Тут в комнатку вошла учительша и с любопытством уставилась на мужа и на ученика.

– Где ж это ты был? – резко спросила она. – А за тобой давеча директор присылал…

– Сейчас, сейчас, – смущенно ответил старик, – сию минуту, душенька…

– И денег мне надо бы… – с укором начала жена.

Шарский схватил книги, поклонился, поцеловал руку даме и поскорей ретировался. Счастливый, помчался он домой с такой быстротою, будто у него и в самом деле выросли за плечами крылья.

Несколько книг, которые он нес, но еще больше слова почтенного учителя потрясли его юный ум и, быть может, неосторожно, но бесповоротно толкнули на путь, с которого ему было уже не сойти.

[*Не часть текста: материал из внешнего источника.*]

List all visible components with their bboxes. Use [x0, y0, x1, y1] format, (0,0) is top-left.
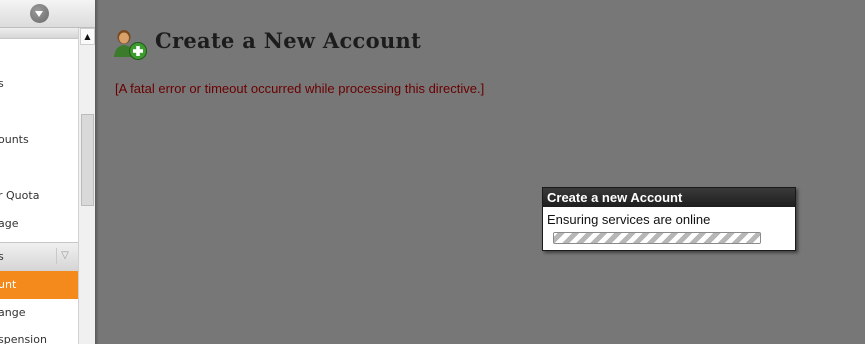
- sidebar-item[interactable]: ange: [0, 300, 78, 326]
- sidebar-scrollbar[interactable]: ▲: [78, 28, 95, 344]
- sidebar-item-label: s: [0, 77, 4, 90]
- error-message: [A fatal error or timeout occurred while…: [115, 81, 485, 96]
- progress-bar: [553, 232, 761, 244]
- dialog-title: Create a new Account: [543, 188, 795, 207]
- collapse-chevron-icon[interactable]: [30, 4, 49, 23]
- scroll-thumb[interactable]: [81, 114, 94, 206]
- sidebar-shadow: [95, 0, 99, 344]
- dialog-message: Ensuring services are online: [547, 212, 711, 227]
- sidebar-item-label: ounts: [0, 133, 29, 146]
- sidebar-item-label: spension: [0, 333, 47, 344]
- sidebar-item-label: age: [0, 217, 19, 230]
- sidebar-section-header[interactable]: s ▽: [0, 242, 78, 272]
- sidebar-item[interactable]: spension: [0, 327, 78, 344]
- sidebar-item[interactable]: s: [0, 71, 78, 97]
- page-title: Create a New Account: [155, 28, 422, 53]
- sidebar: s ounts r Quota age s ▽ unt ange spensio…: [0, 0, 95, 344]
- progress-dialog: Create a new Account Ensuring services a…: [542, 187, 796, 251]
- sidebar-item[interactable]: ounts: [0, 127, 78, 153]
- add-user-icon: [114, 30, 147, 60]
- sidebar-item-label: unt: [0, 278, 17, 291]
- sidebar-item[interactable]: age: [0, 211, 78, 237]
- sidebar-item-label: ange: [0, 306, 26, 319]
- chevron-down-icon[interactable]: ▽: [56, 248, 73, 264]
- sidebar-item[interactable]: r Quota: [0, 183, 78, 209]
- progress-bar-fill: [554, 233, 760, 243]
- sidebar-section-label: s: [0, 250, 4, 263]
- sidebar-item-label: r Quota: [0, 189, 40, 202]
- sidebar-toolbar: [0, 0, 95, 28]
- sidebar-section-bar: [0, 28, 78, 39]
- sidebar-item-active[interactable]: unt: [0, 271, 78, 299]
- scroll-up-icon[interactable]: ▲: [80, 28, 95, 45]
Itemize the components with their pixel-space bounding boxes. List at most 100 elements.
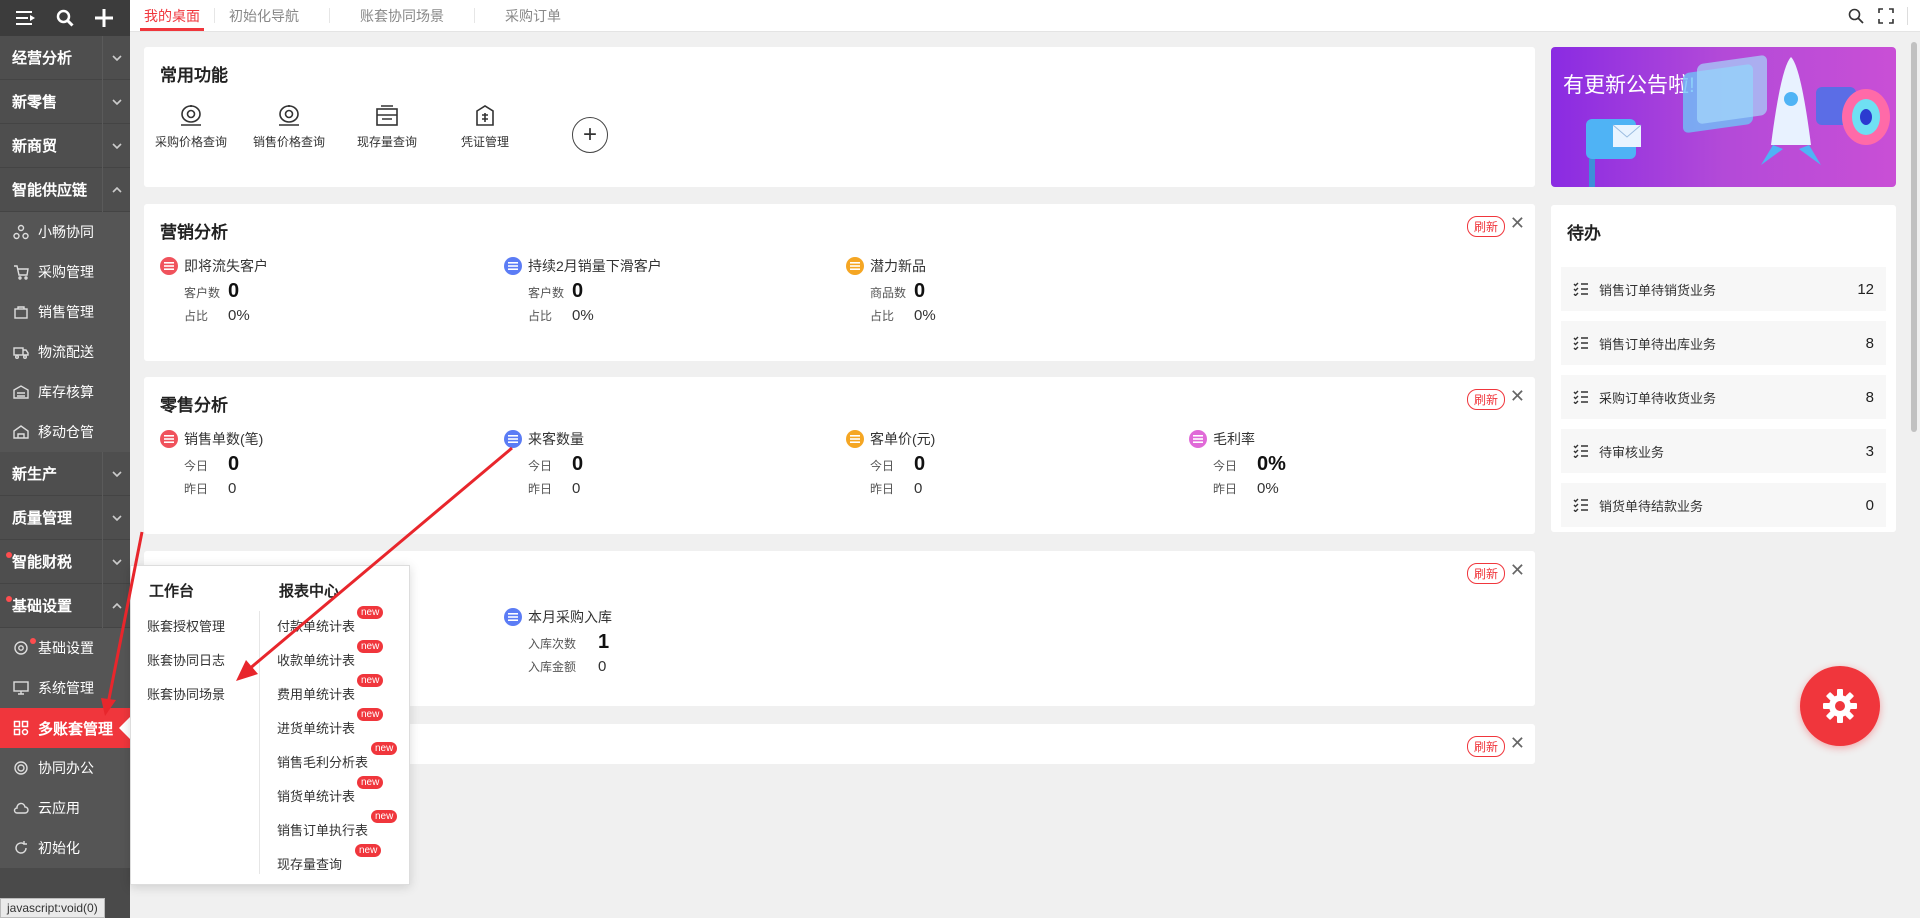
plus-icon[interactable] [92,6,116,30]
metric-name: 持续2月销量下滑客户 [528,258,662,274]
metric-value: 0% [1257,480,1279,497]
refresh-button[interactable]: 刷新 [1466,563,1505,584]
sidebar-item[interactable]: 物流配送 [0,332,130,372]
tab-account-collab-scene[interactable]: 账套协同场景 [346,0,458,31]
refresh-button[interactable]: 刷新 [1466,736,1505,757]
todo-item[interactable]: 销售订单待出库业务 8 [1561,321,1886,365]
todo-item[interactable]: 销货单待结款业务 0 [1561,483,1886,527]
chevron-up-icon[interactable] [102,167,130,212]
add-function-button[interactable]: + [572,117,608,153]
sidebar-item-label: 多账套管理 [38,720,114,738]
search-icon[interactable] [53,6,77,30]
metric-value: 0 [228,453,240,475]
notification-dot [6,552,12,558]
report-menu-item[interactable]: 付款单统计表 [277,616,355,635]
todo-item[interactable]: 采购订单待收货业务 8 [1561,375,1886,419]
sales-icon [12,303,30,321]
search-icon[interactable] [1847,7,1865,25]
sidebar-section[interactable]: 新零售 [0,79,130,124]
todo-count: 0 [1865,496,1874,514]
tab-my-desktop[interactable]: 我的桌面 [130,0,214,31]
report-menu-item[interactable]: 费用单统计表 [277,684,355,703]
fullscreen-icon[interactable] [1877,7,1895,25]
sidebar-section[interactable]: 经营分析 [0,35,130,80]
sidebar-item[interactable]: 云应用 [0,788,130,828]
sidebar-item[interactable]: 库存核算 [0,372,130,412]
metric-name: 即将流失客户 [184,258,268,274]
report-menu-item[interactable]: 销货单统计表 [277,786,355,805]
metric-key: 昨日 [870,482,895,496]
sidebar-item[interactable]: 协同办公 [0,748,130,788]
sidebar-item[interactable]: 基础设置 [0,628,130,668]
menu-icon[interactable] [14,6,38,30]
chevron-down-icon[interactable] [102,495,130,540]
todo-item[interactable]: 待审核业务 3 [1561,429,1886,473]
chevron-down-icon[interactable] [102,451,130,496]
chevron-up-icon[interactable] [102,583,130,628]
popup-menu-item[interactable]: 账套协同日志 [147,650,225,669]
sidebar-section-label: 智能财税 [12,554,73,571]
report-menu-item[interactable]: 收款单统计表 [277,650,355,669]
chevron-down-icon[interactable] [102,79,130,124]
sidebar-section[interactable]: 新生产 [0,451,130,496]
todo-label: 销货单待结款业务 [1599,498,1704,514]
close-icon[interactable]: ✕ [1510,561,1525,579]
notification-dot [30,638,36,644]
close-icon[interactable]: ✕ [1510,214,1525,232]
checklist-icon [1573,388,1591,406]
chevron-down-icon[interactable] [102,35,130,80]
sidebar-item[interactable]: 销售管理 [0,292,130,332]
sidebar-item[interactable]: 系统管理 [0,668,130,708]
metric-icon [504,430,522,448]
todo-count: 8 [1865,388,1874,406]
refresh-button[interactable]: 刷新 [1466,216,1505,237]
sidebar-item[interactable]: 小畅协同 [0,212,130,252]
sidebar-section[interactable]: 质量管理 [0,495,130,540]
tab-purchase-order[interactable]: 采购订单 [491,0,575,31]
sidebar-item[interactable]: 移动仓管 [0,412,130,452]
sidebar-section[interactable]: 智能供应链 [0,167,130,212]
close-icon[interactable]: ✕ [1510,734,1525,752]
report-menu-item[interactable]: 进货单统计表 [277,718,355,737]
tab-bar: 我的桌面 初始化导航 账套协同场景 采购订单 [130,0,1920,32]
report-menu-item[interactable]: 现存量查询 [277,854,342,873]
sidebar-item[interactable]: 多账套管理 [0,708,130,748]
metric-value: 0 [228,280,240,302]
metric-key: 昨日 [528,482,553,496]
sidebar: 经营分析新零售新商贸 智能供应链 小畅协同 采购管理 销售管理 物流配送 库存核算移动仓管… [0,0,130,918]
scrollbar-thumb[interactable] [1911,42,1917,432]
popup-menu-item[interactable]: 账套协同场景 [147,684,225,703]
sidebar-item-label: 移动仓管 [38,424,94,440]
todo-item[interactable]: 销售订单待销货业务 12 [1561,267,1886,311]
tab-init-navigation[interactable]: 初始化导航 [215,0,313,31]
voucher-management[interactable]: 凭证管理 [440,99,530,150]
sidebar-item[interactable]: 采购管理 [0,252,130,292]
stock-query[interactable]: 现存量查询 [342,99,432,150]
report-menu-item[interactable]: 销售毛利分析表 [277,752,368,771]
metric-icon [1189,430,1207,448]
settings-fab-button[interactable] [1800,666,1880,746]
purchase-price-query[interactable]: 采购价格查询 [146,99,236,150]
warehouse-icon [12,383,30,401]
sidebar-item[interactable]: 初始化 [0,828,130,868]
chevron-down-icon[interactable] [102,123,130,168]
report-menu-item[interactable]: 销售订单执行表 [277,820,368,839]
notice-banner[interactable]: 有更新公告啦! [1551,47,1896,187]
popup-menu-item[interactable]: 账套授权管理 [147,616,225,635]
refresh-button[interactable]: 刷新 [1466,389,1505,410]
sidebar-section[interactable]: 基础设置 [0,583,130,628]
sidebar-section[interactable]: 智能财税 [0,539,130,584]
chevron-down-icon[interactable] [102,539,130,584]
metric-value: 0 [572,280,584,302]
sidebar-item-label: 云应用 [38,800,80,816]
status-bar: javascript:void(0) [0,898,105,918]
metric: 即将流失客户 客户数 0 占比 0% [160,256,480,324]
divider [259,611,260,874]
sidebar-section-label: 新零售 [12,94,58,111]
sidebar-section[interactable]: 新商贸 [0,123,130,168]
sales-price-query[interactable]: 销售价格查询 [244,99,334,150]
sidebar-section-label: 基础设置 [12,598,73,615]
metric-key: 今日 [184,459,209,473]
page-scrollbar[interactable] [1908,32,1920,772]
close-icon[interactable]: ✕ [1510,387,1525,405]
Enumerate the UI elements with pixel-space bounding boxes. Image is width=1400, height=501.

Он предавался мечтам, сердце колотилось, и будущее рисовалось перед ним таким светлым, таким ярким, точно в одну эту минуту он приблизился к нему, перескочив через многие годы.

Едва Шарский ступил на крыльцо пансиона, где на ограде сидели все ученики и даже сам пан Яценты на почетном, месте, у стены, его засыпали вопросами и упреками.

– Ага, с нами погулять побрезговал!

– Прикинулся больным, а сам затемно где-то шатается!

– И где ж вы, сударь мой, были? – спросил, важно надувшись, воспитатель. – Коли хотели прогуляться, думаю, мы не так уж плохи, чтобы избегать нашего общества.

– У меня и в мыслях не было куда-то идти, – отвечал запыхавшийся Шарский. – Да только вы ушли, пришел учитель… и повел меня в парк.

– Как? И ты до ночи с ним ходил? – снова спросил недоверчиво и с долею присущей ему зависти пан Яценты.

– Я сейчас прямо от учителя, он мне книги одолжил, – с некоторой гордостью возразил Шарский, – больше нигде я не был.